Girl with the Golden Wreath, encaustic on linden wood, ca. 50–75 CE, Allard Pierson Museum, Amsterdam.
Like most mummy portraits, the original burial context of the Girl with the Golden Wreath is unknown. Mummy portraits have historically been associated with a cluster of sites in the Fayum Oasis in Egypt, southwest of modern Cairo, but they have been found all over Egypt.

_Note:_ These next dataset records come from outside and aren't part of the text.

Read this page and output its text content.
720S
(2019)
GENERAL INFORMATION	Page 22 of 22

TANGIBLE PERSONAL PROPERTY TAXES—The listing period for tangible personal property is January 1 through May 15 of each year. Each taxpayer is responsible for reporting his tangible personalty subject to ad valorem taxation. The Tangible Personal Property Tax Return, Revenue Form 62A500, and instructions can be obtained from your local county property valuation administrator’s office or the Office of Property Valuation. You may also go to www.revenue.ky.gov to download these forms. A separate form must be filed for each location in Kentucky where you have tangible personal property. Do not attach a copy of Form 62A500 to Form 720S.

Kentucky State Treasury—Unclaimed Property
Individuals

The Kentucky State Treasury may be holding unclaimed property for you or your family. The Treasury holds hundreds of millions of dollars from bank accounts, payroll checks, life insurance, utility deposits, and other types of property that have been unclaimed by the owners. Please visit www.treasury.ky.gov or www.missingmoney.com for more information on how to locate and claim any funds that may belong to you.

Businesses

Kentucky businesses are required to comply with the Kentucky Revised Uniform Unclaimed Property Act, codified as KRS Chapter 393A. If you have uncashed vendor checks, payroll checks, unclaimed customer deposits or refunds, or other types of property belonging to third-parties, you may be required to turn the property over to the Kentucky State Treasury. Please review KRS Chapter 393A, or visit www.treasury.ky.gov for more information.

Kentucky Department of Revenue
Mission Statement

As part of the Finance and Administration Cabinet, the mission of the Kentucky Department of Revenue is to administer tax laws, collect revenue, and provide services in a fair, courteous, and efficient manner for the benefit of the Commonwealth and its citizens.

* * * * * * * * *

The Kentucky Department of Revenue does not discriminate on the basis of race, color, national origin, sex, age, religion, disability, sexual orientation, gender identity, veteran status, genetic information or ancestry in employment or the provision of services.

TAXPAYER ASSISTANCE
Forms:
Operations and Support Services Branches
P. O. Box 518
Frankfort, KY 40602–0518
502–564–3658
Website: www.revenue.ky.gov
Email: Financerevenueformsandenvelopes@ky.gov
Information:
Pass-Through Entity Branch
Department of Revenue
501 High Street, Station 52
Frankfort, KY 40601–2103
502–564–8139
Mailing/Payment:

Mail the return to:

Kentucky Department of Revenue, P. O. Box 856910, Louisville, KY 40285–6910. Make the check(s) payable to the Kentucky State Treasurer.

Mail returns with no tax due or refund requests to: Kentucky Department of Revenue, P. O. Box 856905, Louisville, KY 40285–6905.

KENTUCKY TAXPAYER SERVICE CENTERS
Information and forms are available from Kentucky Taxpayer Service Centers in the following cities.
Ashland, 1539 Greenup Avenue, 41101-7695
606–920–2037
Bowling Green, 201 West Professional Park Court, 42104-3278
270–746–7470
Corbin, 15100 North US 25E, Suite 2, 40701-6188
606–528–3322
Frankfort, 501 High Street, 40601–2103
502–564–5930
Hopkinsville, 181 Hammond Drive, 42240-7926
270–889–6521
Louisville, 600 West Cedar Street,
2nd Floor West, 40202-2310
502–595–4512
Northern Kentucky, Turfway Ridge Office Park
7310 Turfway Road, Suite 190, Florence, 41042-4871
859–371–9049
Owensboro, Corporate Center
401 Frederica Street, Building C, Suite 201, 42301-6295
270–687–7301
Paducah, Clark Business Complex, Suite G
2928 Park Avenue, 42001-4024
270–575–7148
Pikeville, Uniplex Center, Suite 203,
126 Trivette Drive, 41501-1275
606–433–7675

The Fayum Oasis in particular was a region where foreign settlers and indigenous people intermarried and created a multicultural society. These portraits embody the blending of Greek, Roman, and Egyptian funerary practices as well as the melding of those cultural and artistic traditions. The Girl with the Golden Wreath is wearing a Roman-style red tunic with black stripes, a gold hair ornament, and jewelry. The girl’s barely visible pearl necklace is of classical Greco-Roman style, while her hair is bound in Roman Imperial style. In general, the decoration of mummified remains with a painted portrait was an expensive practice that only the wealthiest members of the Greco-Roman elite in Roman Egypt could afford.
The encaustic painting technique used for these portraits was first developed in Classical Greece. Encaustic painting, also known as hot wax painting, uses heated beeswax mixed with colored pigments. It is a difficult medium to use but beeswax provides a depth of material allowing for more manipulation of the surface and makes the finished work startlingly life-like.